478e Two-Photon Excitation Photoluminescence of Spiropyran-Containing Polymer Nanoparticles and Their Imaging Application

Mingqiang Zhu, Bioengineering, Rice University, Houston, TX 77005

Photochromism is a light-induced reversible or irreversible transformation in chemical species between two forms having different absorption spectra. Photochromic materials have been the focus of intensive investigations for several decades because they have high potential for applications to optically rewritable data storage, optical switching, and chemical sensing. Like other stimuli-responsive materials such as heat and pH-sensitive materials, photochromic devices require that either the nanostructure or the molecular structure be responsive to an external stimulus—in this case, light. We reported that polymer nanoparticles formed by emulsion polymerization have photochromic effects; in particular, the fluorescence of these photochromic nanoparticles can be optically switched “on” and “off” with specific wavelengths of UV or visible light. However, in biological applications, fluorescence switching should be not only reversible and high contrast so that it can be used to selectively highlight cells, organelles, or proteins, but also UV irradiation should be avoided in utilization. Therefore, two-photon excitation is prefered because it could decrease cellular and tissue damage. We propose that spiropyran-containing nanoparticles (SP), which are switched using light with the wavelength lower than 420 nm, can also be activated using near-IR lower than 800nm through two-photon absorption and excitation process.
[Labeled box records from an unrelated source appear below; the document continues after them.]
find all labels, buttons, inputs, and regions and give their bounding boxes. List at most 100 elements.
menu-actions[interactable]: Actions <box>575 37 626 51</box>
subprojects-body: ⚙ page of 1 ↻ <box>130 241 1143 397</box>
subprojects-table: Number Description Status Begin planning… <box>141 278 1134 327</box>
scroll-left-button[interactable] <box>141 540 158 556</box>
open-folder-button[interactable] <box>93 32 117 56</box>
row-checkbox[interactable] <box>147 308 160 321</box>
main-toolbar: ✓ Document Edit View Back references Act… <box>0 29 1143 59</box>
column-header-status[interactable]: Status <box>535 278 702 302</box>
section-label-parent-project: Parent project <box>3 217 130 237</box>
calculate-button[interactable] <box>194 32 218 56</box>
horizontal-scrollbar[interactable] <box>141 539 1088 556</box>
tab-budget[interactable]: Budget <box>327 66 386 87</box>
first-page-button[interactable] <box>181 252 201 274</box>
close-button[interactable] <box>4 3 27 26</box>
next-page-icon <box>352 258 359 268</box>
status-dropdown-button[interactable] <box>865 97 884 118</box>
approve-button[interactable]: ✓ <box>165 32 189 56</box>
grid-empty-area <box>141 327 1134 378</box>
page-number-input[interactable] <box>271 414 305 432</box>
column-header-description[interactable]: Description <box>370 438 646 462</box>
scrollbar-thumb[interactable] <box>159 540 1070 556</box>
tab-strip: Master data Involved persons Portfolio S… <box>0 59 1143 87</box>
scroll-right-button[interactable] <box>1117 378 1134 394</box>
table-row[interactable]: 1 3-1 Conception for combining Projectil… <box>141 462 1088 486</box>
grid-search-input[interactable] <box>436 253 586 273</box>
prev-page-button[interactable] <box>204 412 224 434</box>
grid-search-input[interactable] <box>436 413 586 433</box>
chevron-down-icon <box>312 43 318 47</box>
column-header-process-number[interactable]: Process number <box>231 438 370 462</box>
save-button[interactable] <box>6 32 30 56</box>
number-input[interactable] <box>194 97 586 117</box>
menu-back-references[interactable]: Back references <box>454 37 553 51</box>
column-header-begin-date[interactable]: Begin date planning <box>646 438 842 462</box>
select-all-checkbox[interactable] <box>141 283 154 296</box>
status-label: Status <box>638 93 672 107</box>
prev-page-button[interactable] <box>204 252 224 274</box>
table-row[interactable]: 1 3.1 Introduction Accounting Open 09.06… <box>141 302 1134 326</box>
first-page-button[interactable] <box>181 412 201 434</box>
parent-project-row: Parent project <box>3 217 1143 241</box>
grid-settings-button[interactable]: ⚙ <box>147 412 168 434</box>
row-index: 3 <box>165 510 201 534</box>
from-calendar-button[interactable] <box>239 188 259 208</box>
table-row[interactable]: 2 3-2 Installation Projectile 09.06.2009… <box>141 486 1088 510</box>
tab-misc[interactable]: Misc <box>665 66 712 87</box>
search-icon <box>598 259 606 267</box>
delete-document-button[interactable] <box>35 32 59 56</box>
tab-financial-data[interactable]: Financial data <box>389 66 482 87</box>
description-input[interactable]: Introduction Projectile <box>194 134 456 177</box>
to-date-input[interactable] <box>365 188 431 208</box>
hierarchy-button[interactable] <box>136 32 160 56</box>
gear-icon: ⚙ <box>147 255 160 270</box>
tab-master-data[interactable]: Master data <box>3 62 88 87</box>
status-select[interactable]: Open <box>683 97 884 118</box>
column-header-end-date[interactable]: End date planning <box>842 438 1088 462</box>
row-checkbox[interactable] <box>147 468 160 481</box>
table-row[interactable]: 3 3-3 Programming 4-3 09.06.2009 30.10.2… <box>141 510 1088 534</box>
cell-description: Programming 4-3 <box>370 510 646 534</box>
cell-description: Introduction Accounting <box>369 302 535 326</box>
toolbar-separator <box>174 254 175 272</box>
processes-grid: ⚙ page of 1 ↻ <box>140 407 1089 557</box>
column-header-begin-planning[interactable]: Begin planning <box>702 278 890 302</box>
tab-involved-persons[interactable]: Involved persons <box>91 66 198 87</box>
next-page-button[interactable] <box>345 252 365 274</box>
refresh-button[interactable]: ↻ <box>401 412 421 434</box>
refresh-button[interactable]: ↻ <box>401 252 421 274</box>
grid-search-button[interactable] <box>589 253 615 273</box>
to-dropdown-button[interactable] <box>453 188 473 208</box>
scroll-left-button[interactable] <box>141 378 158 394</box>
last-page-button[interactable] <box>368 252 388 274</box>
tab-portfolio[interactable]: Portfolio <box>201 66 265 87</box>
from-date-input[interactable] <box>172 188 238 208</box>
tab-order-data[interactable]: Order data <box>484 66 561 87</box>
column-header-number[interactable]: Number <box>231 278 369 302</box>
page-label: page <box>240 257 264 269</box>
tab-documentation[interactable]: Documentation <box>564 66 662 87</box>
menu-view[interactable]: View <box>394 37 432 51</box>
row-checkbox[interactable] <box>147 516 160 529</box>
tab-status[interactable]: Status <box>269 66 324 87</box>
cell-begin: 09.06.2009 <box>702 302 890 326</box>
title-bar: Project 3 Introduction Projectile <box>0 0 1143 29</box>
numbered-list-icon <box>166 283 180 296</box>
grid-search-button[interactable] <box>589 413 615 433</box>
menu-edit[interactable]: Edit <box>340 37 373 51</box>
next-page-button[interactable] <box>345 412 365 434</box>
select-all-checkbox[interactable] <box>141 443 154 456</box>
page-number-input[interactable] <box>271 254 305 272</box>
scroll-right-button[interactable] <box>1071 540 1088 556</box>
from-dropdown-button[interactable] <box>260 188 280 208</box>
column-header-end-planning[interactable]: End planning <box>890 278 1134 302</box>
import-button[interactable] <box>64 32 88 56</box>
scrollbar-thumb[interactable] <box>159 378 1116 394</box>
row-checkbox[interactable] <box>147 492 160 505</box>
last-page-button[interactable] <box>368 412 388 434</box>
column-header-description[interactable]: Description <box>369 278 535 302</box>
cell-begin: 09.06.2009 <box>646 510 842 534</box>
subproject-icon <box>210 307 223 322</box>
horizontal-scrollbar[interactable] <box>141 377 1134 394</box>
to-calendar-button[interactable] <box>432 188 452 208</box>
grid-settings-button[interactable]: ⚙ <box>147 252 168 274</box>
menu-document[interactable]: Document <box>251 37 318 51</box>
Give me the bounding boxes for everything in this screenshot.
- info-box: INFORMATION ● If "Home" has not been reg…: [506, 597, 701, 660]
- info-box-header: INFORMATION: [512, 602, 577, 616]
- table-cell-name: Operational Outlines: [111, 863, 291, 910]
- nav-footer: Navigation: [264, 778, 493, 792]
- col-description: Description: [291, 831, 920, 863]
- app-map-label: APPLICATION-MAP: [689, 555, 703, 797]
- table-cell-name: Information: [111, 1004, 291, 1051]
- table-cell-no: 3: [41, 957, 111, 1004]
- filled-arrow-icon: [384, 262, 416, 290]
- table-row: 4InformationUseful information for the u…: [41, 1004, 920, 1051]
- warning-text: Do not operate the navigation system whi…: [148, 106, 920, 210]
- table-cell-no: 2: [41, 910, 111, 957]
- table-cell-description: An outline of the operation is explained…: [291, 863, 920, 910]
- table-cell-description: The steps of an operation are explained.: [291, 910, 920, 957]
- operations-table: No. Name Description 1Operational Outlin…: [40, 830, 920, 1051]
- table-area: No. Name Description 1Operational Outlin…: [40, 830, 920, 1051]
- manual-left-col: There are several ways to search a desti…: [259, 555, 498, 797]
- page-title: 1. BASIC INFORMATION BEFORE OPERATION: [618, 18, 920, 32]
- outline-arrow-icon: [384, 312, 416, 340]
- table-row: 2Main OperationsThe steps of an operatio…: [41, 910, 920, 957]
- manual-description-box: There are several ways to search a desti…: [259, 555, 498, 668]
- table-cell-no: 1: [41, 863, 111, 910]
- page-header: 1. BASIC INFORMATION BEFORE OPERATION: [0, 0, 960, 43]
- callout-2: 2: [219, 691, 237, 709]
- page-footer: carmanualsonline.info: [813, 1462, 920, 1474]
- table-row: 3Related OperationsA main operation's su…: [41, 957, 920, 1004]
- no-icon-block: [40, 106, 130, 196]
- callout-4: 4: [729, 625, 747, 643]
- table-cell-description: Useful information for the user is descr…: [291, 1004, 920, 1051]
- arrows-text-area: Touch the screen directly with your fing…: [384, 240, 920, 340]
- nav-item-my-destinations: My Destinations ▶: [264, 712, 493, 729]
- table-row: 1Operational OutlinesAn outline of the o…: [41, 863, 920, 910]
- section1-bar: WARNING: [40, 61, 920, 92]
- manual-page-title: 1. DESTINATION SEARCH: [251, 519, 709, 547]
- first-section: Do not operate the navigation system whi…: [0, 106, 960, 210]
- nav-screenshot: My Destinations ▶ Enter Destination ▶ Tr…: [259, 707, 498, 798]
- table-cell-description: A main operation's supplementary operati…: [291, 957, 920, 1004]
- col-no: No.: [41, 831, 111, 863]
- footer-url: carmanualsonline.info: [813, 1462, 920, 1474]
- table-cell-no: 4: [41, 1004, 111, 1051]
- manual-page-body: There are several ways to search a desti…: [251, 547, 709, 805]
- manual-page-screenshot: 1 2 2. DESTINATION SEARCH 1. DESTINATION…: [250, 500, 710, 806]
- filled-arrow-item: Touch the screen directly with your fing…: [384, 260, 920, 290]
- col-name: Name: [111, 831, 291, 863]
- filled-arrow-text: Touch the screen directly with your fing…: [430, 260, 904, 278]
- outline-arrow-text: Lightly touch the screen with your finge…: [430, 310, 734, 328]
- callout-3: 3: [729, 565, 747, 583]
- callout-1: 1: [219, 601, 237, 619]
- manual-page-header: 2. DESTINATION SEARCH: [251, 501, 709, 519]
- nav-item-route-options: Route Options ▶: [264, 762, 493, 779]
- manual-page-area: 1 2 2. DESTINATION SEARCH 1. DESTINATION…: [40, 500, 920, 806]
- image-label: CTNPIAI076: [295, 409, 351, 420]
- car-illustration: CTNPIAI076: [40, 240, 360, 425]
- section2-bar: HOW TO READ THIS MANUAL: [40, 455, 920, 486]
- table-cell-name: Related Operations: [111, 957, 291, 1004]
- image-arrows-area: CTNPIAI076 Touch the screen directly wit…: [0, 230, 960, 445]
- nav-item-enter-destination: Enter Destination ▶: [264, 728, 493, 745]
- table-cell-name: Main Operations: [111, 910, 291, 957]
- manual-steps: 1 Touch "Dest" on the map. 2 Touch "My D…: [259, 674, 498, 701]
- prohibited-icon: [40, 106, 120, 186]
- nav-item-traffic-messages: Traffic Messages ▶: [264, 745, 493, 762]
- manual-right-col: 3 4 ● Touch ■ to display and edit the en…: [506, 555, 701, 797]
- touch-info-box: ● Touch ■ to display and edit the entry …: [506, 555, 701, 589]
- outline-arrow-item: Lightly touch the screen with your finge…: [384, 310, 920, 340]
That means, the photoisomerization induced by two-photon absorption (TPA) of 780 nm wavelength of femtosecond pulses causes not only the photochromism but also the photoswitchable fluorescence of nanoparticles. Here, we use two-photon near-IR laser source to induce the photoisomerization of spiropyrans in the nanoparticles and successive two-photon excitation fluorescence imaging. It is demonstrated that the cellular fluorescence imaging using the SP nanoparticle-anti-Her 2 monocloned antibody conjugates to target the Her2 in the surface of human breast cancer cell line SK-BR-3 is optically switchable.